Chez Omedys, les praticiens consultent à distance uniquement des patients basés en Champagne-Ardenne. Leur priorité est de connaître l'environnement du patient et de conserver un parcours de soins coordonné.
"Si je vous vois aujourd'hui et que je vous prescris un antibiotique, si un autre médecin vous voit dans quinze jours et qu'il n'a pas la notion de l'antibiotique que je vous ai prescrit, on peut faire des bêtises", explique Jérémy Goudour, le cofondateur d'Omedys.
La grande différence est surtout que de l'autre côté de l'écran, un soignant accompagne le patient. Ce binôme complémentaire est rassurant, confirme David Hollard, venu consulter pour une douleur à l'épaule dans la salle de téléconsultation de Saint-Dizier, en Haute-Marne. Mais le dispositif est presque indispensable pour accéder aux soins. "C'est vraiment très compliqué, je vais à Bar-le-Duc, à Nancy pour l'hôpital. Je n'ai rien à Saint-Dizier à part la téléconsultation maintenant. Mais sinon, il n'y avait rien du tout", indique-t-il.

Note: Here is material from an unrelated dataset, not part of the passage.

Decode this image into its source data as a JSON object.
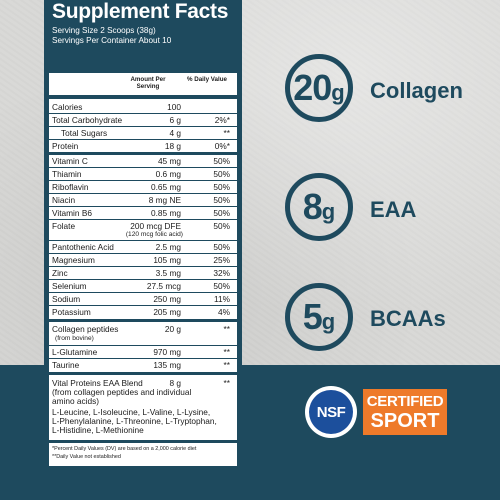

Pour Anne-Lise Dormont, l'infirmière qui l'accompagne ce jour-là, être présent avec le patient permet de faciliter le travail du médecin. "Les patients que je vois régulièrement, je connais aussi leur environnement, je connais leur famille. Donc c'est vrai que c'est plus facile pour les prendre en charge dans leur globalité d'être là", affirme-t-elle.
Aujourd'hui, Saint-Dizier compte deux salles de téléconsultation, rattachées au cabinet de Troyes. Elles font le plein tous les jours. La ville est devenue le premier pôle de téléconsultation assistée de France.